The client had previously assisted a former customer involved in a post‑incident dispute with procuring cryptocurrency to satisfy ransom demands. Following the engagement, the customer filed for bankruptcy. Thereafter, approximately $10 million transferred in connection with the cryptocurrency procurement was identified by the bankruptcy estate as a potential preferential transfer, exposing the client to possible clawback liability.
A dispute arose regarding the scope and application of the indemnification provisions in the parties’ agreement. The client and the former customer participated in a three‑day, confidential arbitration before New Era ADR in November. Although the arbitration hearing concluded, the arbitrator stayed the decision while the parties pursued settlement discussions. In parallel, the bankruptcy litigation trust initiated a preference action in bankruptcy court—a proceeding that is not sealed and remains part of the public record.
The Approach
Mintz developed and executed a coordinated strategy to manage the client’s exposure across multiple forums while preserving confidentiality wherever possible.

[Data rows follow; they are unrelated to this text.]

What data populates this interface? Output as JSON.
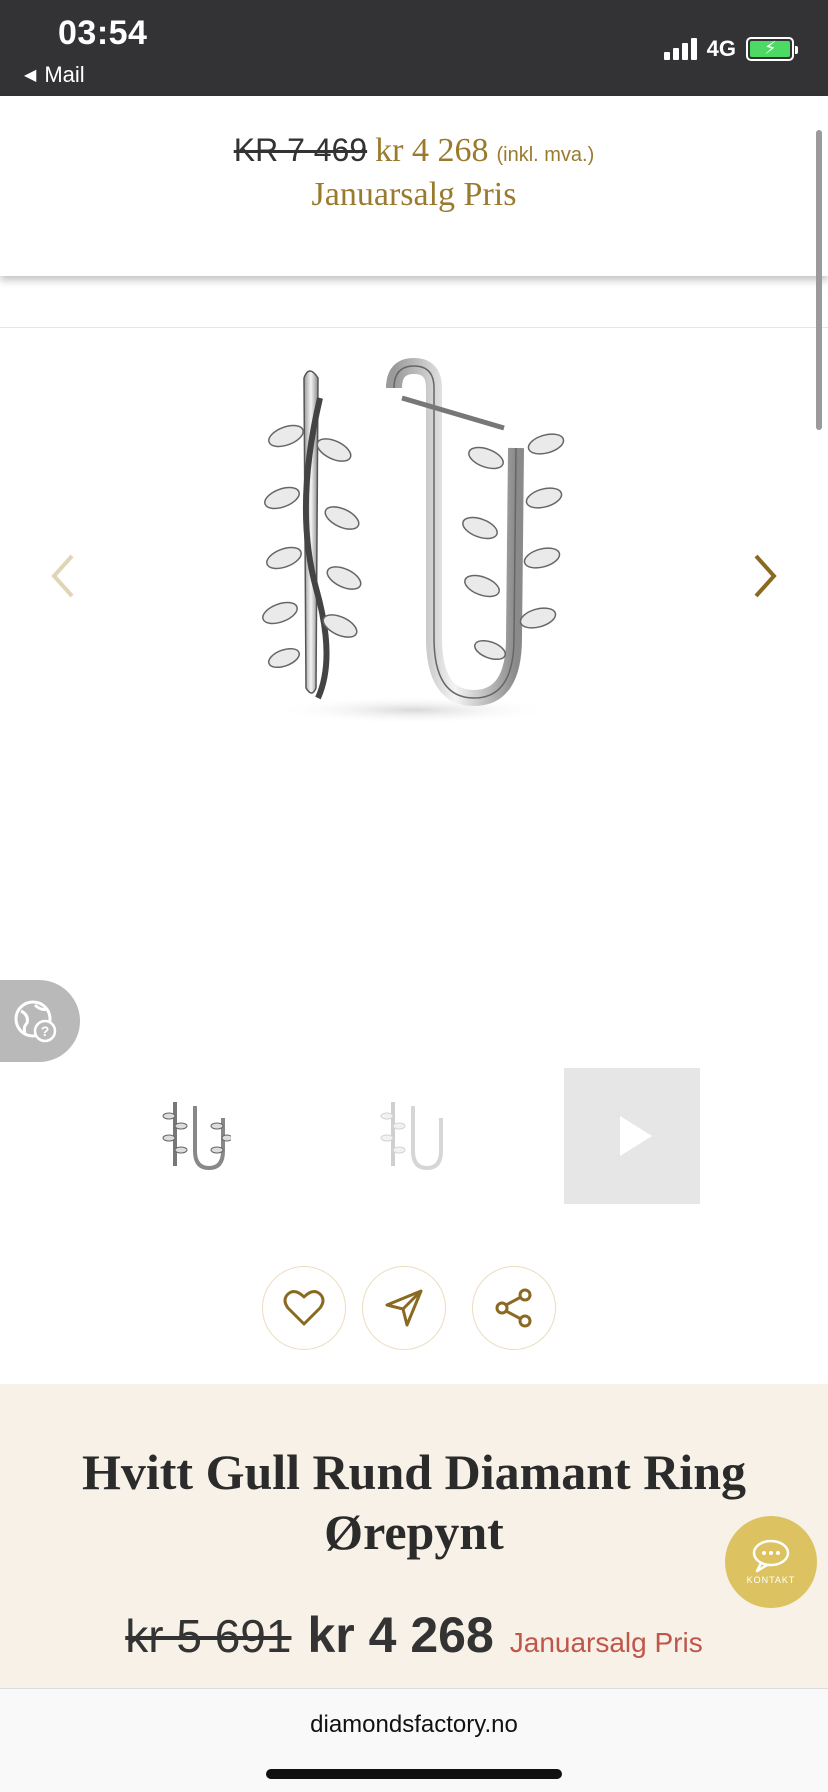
{
  "status_bar": {
    "time": "03:54",
    "back_app": "Mail",
    "network": "4G"
  },
  "sticky_price": {
    "old_price": "KR 7 469",
    "new_price": "kr 4 268",
    "vat_note": "(inkl. mva.)",
    "sale_label": "Januarsalg Pris"
  },
  "gallery": {
    "prev_icon": "chevron-left-icon",
    "next_icon": "chevron-right-icon",
    "thumbnails": [
      "earrings-front",
      "earrings-faded",
      "video-thumbnail"
    ]
  },
  "actions": {
    "favorite_icon": "heart-icon",
    "send_icon": "send-icon",
    "share_icon": "share-icon"
  },
  "product": {
    "title_line1": "Hvitt Gull Rund Diamant Ring",
    "title_line2": "Ørepynt",
    "old_price": "kr 5 691",
    "new_price": "kr 4 268",
    "sale_label": "Januarsalg Pris"
  },
  "kontakt": {
    "label": "KONTAKT"
  },
  "browser": {
    "url": "diamondsfactory.no"
  },
  "colors": {
    "gold": "#9a7a2d",
    "sale_red": "#c0554a",
    "panel_bg": "#f7f1e7",
    "kontakt_bg": "#dcc261",
    "status_bg": "#333335"
  }
}
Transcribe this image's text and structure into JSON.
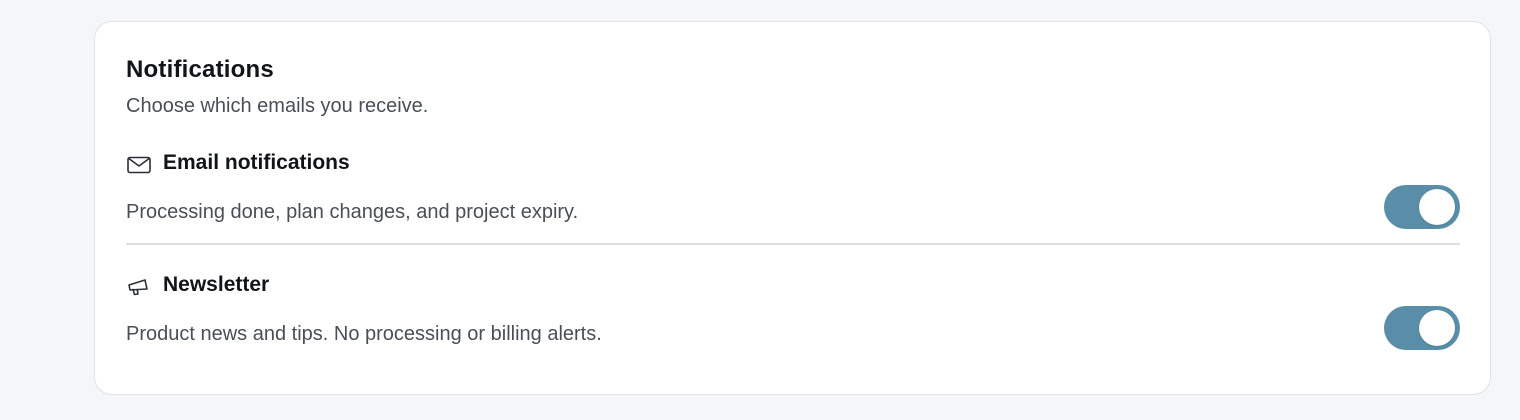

The team conducted a comprehensive analysis of the contractual indemnification provisions, evaluating whether bankruptcy‑related clawback claims fell within the contract’s risk allocation framework. At the same time, Mintz assessed substantive defenses to the preference action under applicable bankruptcy law, including issues relating to control of funds, timing, and the nature of the transfers at issue.
Recognizing the interdependence of the contractual dispute and the bankruptcy claim, Mintz advocated for a unified resolution. The firm guided the client into a confidential, three‑party mediation involving the former customer and the litigation trust responsible for pursuing claims on behalf of the bankruptcy estate. This approach allowed all parties to address the indemnification dispute and the preference exposure in a single forum, while maintaining the non‑public nature of the arbitration and mediation proceedings.
The Outcome
The arbitration decision remains stayed as the parties continue to pursue a negotiated, global settlement through mediation. Mintz’s strategy significantly reduced the risk of prolonged, multi forum litigation and limited public exposure for the client, particularly with respect to the confidential arbitration and mediation proceedings.
While the bankruptcy preference action remains a matter of public record, the substance of the arbitration and mediation will not be disclosed publicly. The matter highlights Mintz’s ability to navigate complex disputes at the intersection of cybersecurity, contract law, and bankruptcy, and to protect clients operating in fast moving, high stakes incident response environments.